Il mondo dopo il Type 1
Dopo questa digressione sulle licenze, torniamo al nostro Type 1. Bene, ci siamo liberati di tutti i font PostScript, li abbiamo buttati, sostituiti, riconsiderati in chiave open source, abbiamo rivisto impaginati che giacevano chiusi in vecchie versioni di InDesign o di QuarkXpress (ammesso che qualcuno lo usi ancora) e ora è arrivato il momento di rimettere ordine alla nostra collezione di caratteri. Per prima cosa, varrebbe la pena rifare la verifica di quanti TrueType abbiamo installati ed eventualmente valutarne l’aggiornamento alla versione OpenType. Potreste scoprire che avete un po’ di doppioni senza saperlo. Poi installate un programma di gestione font e disattivate tutti i caratteri che non usate di solito, a eccezione di quelli di sistema che non devono essere rimossi: tutti gli altri potete individuarli nel computer e copiarli in una cartella sulla Scrivania. Riavviate e lanciate una pulizia della cache dei font con il comando sudo atsutil databases -remove o in alternativa usate Onyx, una comoda utility di manutenzione che pulisce tutte le cache.

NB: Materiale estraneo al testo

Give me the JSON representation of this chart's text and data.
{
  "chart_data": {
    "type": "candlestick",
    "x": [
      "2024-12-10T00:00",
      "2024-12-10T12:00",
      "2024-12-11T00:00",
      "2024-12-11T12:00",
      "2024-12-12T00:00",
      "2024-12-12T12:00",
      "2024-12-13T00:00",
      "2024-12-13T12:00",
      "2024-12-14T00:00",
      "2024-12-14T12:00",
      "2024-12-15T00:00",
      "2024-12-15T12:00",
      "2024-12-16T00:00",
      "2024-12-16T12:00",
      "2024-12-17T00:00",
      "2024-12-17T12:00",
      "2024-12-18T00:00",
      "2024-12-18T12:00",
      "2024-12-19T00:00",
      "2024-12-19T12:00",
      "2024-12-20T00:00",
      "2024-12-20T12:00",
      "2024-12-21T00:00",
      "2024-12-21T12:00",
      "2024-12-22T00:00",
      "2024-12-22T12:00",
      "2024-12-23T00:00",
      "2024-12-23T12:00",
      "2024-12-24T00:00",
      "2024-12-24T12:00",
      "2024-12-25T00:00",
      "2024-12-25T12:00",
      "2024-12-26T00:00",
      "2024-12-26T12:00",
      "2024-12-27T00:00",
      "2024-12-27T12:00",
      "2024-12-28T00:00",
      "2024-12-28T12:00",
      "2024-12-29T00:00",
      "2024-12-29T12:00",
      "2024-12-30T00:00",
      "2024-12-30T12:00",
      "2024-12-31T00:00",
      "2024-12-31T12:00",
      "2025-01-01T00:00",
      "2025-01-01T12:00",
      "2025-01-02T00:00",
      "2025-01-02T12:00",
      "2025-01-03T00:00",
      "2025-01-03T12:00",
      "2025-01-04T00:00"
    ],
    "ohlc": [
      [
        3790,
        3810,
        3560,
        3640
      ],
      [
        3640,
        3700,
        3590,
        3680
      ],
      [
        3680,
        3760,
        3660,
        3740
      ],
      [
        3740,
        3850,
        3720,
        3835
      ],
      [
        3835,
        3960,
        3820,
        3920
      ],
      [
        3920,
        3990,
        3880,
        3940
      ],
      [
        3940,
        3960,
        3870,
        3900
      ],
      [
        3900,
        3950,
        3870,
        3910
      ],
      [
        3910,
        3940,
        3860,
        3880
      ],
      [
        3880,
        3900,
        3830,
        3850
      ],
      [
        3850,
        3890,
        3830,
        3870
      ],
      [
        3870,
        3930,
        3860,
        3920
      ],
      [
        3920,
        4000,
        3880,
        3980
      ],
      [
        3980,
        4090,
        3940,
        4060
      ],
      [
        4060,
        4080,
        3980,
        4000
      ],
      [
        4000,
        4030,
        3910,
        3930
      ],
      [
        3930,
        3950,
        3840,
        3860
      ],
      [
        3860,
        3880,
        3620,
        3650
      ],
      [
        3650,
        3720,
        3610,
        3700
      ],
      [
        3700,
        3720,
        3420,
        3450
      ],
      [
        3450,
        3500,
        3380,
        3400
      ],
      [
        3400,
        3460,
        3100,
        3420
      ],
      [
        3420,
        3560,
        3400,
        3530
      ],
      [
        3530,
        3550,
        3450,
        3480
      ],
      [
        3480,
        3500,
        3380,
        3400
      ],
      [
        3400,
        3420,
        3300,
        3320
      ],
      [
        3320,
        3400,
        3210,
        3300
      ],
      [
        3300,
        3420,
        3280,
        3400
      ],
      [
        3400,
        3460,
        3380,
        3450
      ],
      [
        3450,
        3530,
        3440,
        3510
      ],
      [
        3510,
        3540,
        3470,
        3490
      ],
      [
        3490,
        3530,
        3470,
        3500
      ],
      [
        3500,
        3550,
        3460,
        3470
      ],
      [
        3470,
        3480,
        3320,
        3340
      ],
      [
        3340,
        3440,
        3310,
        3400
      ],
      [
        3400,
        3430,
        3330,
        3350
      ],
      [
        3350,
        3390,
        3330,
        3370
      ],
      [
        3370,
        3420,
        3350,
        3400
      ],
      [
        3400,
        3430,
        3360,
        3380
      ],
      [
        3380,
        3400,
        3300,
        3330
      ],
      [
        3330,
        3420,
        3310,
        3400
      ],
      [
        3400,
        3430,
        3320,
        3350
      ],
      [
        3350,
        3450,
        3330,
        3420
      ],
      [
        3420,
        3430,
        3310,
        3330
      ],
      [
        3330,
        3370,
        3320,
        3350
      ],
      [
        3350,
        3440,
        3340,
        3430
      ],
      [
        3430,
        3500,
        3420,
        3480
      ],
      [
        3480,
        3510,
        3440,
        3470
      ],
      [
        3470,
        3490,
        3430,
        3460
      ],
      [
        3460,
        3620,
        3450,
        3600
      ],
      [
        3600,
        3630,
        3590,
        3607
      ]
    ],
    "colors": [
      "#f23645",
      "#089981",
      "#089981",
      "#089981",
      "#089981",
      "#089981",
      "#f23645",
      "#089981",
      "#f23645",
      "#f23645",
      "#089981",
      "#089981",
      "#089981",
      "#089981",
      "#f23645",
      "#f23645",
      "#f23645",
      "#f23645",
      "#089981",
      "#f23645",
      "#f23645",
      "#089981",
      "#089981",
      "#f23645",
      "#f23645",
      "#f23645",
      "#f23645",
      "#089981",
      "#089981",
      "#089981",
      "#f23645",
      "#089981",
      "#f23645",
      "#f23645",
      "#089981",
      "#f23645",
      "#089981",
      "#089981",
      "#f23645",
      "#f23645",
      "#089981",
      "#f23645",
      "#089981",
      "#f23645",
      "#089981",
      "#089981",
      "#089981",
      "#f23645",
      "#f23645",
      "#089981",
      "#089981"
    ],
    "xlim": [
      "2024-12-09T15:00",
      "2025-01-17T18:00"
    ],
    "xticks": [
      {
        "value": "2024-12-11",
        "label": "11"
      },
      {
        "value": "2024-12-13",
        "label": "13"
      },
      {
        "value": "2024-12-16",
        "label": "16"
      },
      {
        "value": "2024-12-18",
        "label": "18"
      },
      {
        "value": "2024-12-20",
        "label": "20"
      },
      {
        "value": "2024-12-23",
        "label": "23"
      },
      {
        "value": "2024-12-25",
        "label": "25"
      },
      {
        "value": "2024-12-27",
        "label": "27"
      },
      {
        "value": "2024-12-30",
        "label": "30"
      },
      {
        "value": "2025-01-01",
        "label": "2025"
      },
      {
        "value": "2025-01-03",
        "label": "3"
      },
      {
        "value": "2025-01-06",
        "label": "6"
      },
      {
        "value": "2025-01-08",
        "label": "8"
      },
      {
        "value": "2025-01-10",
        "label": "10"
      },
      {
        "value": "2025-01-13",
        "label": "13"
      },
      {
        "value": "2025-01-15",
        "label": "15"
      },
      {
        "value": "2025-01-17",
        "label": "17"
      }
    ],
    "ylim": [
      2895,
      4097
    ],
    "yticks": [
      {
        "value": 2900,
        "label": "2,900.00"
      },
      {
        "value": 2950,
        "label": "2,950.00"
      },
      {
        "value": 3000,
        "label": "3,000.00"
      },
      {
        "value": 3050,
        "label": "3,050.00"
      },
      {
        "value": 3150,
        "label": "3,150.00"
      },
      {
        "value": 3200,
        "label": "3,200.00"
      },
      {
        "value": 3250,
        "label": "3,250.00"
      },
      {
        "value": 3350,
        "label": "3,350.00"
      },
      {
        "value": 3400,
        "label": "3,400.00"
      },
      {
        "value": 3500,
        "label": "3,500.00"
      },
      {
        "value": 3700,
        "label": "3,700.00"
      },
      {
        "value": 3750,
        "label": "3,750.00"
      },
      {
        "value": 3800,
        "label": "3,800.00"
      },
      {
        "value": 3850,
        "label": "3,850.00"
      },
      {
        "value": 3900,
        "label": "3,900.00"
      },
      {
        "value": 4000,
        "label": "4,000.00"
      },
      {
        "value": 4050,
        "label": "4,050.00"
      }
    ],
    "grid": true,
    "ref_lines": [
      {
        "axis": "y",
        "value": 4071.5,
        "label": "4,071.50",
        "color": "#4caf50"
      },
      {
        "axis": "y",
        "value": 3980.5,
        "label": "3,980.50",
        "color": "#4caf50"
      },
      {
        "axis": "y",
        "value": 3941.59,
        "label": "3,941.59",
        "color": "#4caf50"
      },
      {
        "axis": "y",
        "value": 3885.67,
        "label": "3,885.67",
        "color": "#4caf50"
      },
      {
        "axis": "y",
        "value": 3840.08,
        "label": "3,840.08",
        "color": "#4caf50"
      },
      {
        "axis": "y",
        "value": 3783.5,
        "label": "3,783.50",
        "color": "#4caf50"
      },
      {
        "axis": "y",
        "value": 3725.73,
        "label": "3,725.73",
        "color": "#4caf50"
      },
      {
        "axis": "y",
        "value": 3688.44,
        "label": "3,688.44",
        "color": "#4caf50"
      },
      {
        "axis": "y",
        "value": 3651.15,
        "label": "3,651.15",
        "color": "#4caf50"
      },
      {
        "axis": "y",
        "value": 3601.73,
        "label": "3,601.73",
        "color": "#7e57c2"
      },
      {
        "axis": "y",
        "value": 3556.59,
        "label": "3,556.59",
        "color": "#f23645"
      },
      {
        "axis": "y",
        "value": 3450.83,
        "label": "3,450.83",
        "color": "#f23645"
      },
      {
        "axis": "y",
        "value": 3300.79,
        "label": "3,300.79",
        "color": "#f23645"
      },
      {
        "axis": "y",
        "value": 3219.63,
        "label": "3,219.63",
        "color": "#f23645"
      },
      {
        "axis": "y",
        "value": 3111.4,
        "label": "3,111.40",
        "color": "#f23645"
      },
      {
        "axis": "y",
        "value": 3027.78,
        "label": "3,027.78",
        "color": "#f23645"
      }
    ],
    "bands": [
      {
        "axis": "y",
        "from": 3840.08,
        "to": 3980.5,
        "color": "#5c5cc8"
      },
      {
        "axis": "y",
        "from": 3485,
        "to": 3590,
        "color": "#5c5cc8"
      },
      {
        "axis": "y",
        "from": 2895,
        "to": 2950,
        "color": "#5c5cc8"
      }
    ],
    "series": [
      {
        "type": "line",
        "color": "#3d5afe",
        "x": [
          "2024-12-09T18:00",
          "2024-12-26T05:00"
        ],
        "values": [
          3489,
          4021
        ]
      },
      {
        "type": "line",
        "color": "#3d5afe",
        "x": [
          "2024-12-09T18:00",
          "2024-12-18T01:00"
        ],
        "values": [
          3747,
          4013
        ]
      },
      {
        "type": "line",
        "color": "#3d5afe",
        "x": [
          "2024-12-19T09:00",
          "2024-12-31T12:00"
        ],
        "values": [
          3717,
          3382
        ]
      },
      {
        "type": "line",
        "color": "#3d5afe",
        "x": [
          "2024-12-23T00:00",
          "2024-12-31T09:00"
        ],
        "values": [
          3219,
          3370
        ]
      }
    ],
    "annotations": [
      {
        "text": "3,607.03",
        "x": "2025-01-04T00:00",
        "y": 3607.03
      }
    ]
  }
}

A questo punto non resta che riorganizzare i nostri font in collezioni. Evitate classificazioni da nerd che vadano oltre Serif e Sans Serif (o graziati e bastoni) altrimenti tra Old Style, Transizionali e Bodoniani il Baskerville non lo troverete più. Limitiamoci a una classica divisione alfabetica che aiuti noi a trovare i font e il motore di ricerca del Mac a indicizzarli. Non occorre costruirla a mano. Prendete tutti i vostri font e dateli in pasto a un programma di gestione dei font che di solito ha la possibilità di costruire un database o comunque delle collezioni, come FontDoctor. Esportatela e salvatela dove volete, ma non attivate tutti i font e non salvatela in una delle posizioni in cui il Mac legge e attiva i caratteri come /Users/nomeutente/Library, ~/Library/Fonts/, /Sistema/Libreria/Fonts o /Library/Fonts/. Potrebbe sembrare una buona idea, ma vi trovereste i programmi con i menu font sconfinati e lenti ad aprirsi, sovraccaricando la RAM. Caricate nel sistema solo i caratteri quando servono: InDesign, per esempio, legge e attiva i font direttamente dalla cartella in cui risiede l’impaginato, il che vi evita di attivare i font ed esporvi al rischio di doppioni o conflitti. Infine, nel sistemare la vostra collezione di font, ricordate di escludere il Comic Sans, il font meno amato dai grafici e il più usato a sproposito: eviterete di impaginarci la documentazione ufficiale del CERN per la scoperta del bosone di Higgs. Per errore, ovviamente.